For each x and y pair, calculate (also to two decimal places; 1 pt):

d. The correlation (1 pt).

for (i in dfNames){
  print(cor(i$x, i$y))
}
## [1] 0.82
## [1] 0.82
## [1] 0.82
## [1] 0.82

e. Linear regression equation (2 pts).

lm1 <- lm(y~x, data1)
lm2 <- lm(y~x, data2)
lm3 <- lm(y~x, data3)
lm4 <- lm(y~x, data4)

f. R-Squared (2 pts).

lmList <- list(lm1, lm2, lm3, lm4)
j <- 1
for (i in lmList){
  print(paste('The RSquard for model',j , 'is:', round(summary(i)$r.squared, 2), sep = " "))
  j = j+ 1
}
## [1] "The RSquard for model 1 is: 0.67"
## [1] "The RSquard for model 2 is: 0.67"
## [1] "The RSquard for model 3 is: 0.67"
## [1] "The RSquard for model 4 is: 0.67"
library(ggplot2)
for (i in dfNames){
  plot <- ggplot(i, aes(x,y))+
    geom_point()
  print(plot)
}

For each pair, is it appropriate to estimate a linear regression model? Why or why not? Be specific as to why for each pair and include appropriate plots! (4 pts)

for (i in lmList){
    par(mfrow=c(1,2))
    plot(i$residuals)
    qqnorm(i$residuals)
    qqline(i$residuals)
}

For data:

  1. A linear model looks like it would be a good aproximation because there are no trends in the residuals.

  2. a linear model is not appropriate because the data looks like it is a square root:

data1Test <- data1
data1Test$x <- sqrt(data1Test$x)
ggplot(data1Test, aes(x,y)) +geom_point()

This could then be used to make linear inference.

  1. This is hard to see. The data looks very linear except for one outlier. If there was more data I would have no problem using linear models.

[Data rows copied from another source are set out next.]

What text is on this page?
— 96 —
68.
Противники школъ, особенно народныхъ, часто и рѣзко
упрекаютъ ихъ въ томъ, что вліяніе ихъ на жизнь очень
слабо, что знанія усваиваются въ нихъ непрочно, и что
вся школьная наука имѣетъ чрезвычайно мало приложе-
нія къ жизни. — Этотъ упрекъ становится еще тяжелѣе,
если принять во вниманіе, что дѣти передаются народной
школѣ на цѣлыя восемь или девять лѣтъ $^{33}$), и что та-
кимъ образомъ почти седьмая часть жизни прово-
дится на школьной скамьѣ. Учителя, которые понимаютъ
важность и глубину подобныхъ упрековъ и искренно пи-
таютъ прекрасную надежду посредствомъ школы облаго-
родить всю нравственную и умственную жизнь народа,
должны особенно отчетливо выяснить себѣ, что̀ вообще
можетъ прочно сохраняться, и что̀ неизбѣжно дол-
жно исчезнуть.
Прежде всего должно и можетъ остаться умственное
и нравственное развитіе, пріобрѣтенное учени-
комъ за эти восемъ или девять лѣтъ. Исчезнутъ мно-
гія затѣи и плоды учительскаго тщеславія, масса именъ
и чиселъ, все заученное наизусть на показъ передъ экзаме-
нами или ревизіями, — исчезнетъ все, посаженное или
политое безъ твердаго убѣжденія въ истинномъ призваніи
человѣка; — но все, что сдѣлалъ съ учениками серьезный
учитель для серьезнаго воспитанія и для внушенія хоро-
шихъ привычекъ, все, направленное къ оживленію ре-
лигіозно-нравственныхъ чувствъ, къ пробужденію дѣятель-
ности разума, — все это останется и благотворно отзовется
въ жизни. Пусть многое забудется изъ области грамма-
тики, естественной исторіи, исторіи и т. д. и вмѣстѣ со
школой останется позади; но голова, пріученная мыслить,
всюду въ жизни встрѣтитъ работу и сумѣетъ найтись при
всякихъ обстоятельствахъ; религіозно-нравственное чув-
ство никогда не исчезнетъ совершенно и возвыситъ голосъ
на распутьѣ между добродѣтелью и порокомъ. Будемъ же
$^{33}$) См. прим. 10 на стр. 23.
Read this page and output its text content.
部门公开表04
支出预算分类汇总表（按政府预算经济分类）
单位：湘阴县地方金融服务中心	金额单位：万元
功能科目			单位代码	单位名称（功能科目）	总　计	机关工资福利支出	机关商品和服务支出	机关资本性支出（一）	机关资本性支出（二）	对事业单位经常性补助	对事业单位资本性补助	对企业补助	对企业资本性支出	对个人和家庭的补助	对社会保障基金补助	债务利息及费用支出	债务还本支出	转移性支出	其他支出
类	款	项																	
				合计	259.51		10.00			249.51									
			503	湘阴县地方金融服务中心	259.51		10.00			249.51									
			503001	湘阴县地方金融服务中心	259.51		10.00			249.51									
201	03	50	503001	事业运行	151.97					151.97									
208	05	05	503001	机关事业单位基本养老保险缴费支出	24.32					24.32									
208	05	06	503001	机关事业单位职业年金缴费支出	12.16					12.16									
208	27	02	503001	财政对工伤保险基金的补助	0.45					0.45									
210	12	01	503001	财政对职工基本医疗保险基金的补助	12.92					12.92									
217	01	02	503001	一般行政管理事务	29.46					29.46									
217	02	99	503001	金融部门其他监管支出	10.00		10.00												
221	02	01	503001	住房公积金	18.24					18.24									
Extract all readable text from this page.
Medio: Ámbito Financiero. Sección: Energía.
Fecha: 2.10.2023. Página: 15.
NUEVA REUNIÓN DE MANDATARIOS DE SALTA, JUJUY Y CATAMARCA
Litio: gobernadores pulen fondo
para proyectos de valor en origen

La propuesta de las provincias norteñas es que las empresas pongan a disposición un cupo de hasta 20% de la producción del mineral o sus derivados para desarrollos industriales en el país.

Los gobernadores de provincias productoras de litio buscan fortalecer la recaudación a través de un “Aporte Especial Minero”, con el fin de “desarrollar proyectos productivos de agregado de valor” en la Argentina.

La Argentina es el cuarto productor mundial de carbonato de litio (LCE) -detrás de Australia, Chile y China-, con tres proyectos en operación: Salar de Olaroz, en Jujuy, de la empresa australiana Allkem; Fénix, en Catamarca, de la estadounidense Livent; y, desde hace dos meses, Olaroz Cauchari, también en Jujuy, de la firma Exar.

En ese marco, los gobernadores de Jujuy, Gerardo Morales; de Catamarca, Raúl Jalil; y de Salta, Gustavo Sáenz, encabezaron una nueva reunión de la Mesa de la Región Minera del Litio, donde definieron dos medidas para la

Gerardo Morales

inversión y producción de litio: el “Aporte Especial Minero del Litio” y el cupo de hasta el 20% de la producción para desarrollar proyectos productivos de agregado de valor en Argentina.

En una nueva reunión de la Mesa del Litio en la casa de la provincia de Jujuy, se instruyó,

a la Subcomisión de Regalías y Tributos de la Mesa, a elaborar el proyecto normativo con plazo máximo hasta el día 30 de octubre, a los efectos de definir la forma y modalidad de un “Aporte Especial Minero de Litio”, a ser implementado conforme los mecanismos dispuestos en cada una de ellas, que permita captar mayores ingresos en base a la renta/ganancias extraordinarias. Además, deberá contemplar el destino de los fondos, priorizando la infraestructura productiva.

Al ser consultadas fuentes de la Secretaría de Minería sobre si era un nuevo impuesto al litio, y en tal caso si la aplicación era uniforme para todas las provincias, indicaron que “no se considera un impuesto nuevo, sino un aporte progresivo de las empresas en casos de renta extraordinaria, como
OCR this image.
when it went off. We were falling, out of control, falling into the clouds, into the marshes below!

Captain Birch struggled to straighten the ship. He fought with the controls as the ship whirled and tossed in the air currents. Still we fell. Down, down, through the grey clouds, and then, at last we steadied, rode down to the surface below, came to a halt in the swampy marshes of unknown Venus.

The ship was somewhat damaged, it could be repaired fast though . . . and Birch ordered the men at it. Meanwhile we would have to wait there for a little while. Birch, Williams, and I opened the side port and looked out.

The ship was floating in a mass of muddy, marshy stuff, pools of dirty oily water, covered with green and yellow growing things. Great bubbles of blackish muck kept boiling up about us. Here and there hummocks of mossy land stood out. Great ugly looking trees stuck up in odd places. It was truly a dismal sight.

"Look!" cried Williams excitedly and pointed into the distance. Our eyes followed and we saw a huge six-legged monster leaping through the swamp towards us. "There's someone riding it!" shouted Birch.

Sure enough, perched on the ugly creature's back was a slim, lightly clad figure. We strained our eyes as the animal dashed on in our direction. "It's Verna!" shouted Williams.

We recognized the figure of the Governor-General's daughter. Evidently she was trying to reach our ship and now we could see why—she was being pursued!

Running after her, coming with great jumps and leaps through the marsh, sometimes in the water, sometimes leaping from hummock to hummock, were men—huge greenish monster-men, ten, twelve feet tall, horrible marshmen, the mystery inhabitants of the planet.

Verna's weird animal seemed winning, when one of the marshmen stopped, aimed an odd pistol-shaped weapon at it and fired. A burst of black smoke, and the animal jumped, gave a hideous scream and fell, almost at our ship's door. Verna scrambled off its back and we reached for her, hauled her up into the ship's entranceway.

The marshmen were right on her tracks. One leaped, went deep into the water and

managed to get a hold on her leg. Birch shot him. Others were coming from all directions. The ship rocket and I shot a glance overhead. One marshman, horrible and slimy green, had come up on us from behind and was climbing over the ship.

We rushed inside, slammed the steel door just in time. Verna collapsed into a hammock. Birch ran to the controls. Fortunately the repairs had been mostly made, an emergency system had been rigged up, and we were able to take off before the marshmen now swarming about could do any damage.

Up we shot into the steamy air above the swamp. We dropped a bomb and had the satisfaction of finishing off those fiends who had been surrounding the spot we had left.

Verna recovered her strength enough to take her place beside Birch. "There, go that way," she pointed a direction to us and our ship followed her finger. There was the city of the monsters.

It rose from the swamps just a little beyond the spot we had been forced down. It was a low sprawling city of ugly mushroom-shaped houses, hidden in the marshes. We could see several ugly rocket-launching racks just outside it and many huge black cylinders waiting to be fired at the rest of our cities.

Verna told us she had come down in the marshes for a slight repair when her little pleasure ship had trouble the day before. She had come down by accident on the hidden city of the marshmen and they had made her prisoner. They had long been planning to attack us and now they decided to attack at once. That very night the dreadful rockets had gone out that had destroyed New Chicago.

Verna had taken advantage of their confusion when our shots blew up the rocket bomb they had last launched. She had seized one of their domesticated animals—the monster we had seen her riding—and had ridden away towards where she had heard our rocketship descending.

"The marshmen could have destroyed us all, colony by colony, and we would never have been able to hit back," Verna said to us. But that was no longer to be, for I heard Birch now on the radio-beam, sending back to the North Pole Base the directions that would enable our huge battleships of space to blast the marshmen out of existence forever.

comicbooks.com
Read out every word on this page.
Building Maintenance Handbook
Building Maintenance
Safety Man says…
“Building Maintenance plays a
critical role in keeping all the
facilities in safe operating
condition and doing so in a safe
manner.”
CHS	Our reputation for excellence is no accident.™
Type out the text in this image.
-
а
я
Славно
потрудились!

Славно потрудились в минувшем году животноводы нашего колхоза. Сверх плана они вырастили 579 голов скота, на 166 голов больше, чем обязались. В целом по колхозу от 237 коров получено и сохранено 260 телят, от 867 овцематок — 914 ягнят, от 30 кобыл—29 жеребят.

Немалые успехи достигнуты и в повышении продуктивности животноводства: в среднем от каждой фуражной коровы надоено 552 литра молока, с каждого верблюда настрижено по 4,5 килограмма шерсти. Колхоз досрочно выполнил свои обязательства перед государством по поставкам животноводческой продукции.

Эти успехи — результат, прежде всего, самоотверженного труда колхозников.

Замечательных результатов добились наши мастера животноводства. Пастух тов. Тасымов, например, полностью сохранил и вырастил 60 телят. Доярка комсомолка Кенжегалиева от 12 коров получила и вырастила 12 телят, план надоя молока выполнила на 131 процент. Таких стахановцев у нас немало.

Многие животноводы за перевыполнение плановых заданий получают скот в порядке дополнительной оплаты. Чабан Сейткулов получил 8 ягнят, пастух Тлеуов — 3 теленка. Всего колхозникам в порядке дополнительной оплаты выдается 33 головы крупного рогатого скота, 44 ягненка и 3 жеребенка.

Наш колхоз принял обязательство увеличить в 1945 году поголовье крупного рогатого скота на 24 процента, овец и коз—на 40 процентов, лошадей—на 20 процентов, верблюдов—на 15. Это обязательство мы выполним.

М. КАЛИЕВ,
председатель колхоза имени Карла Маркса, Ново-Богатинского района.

  2. This data is not linear and should instead have a logistic regression applied to it given that it appears to be a classification problem.

Explain why it is important to include appropriate visualizations when analyzing data. Include any visualization(s) you create. (2 pts)

Visualizations are very important when analyzing data because data that looks very different and behaves in weird ways can have very similar summary statistics.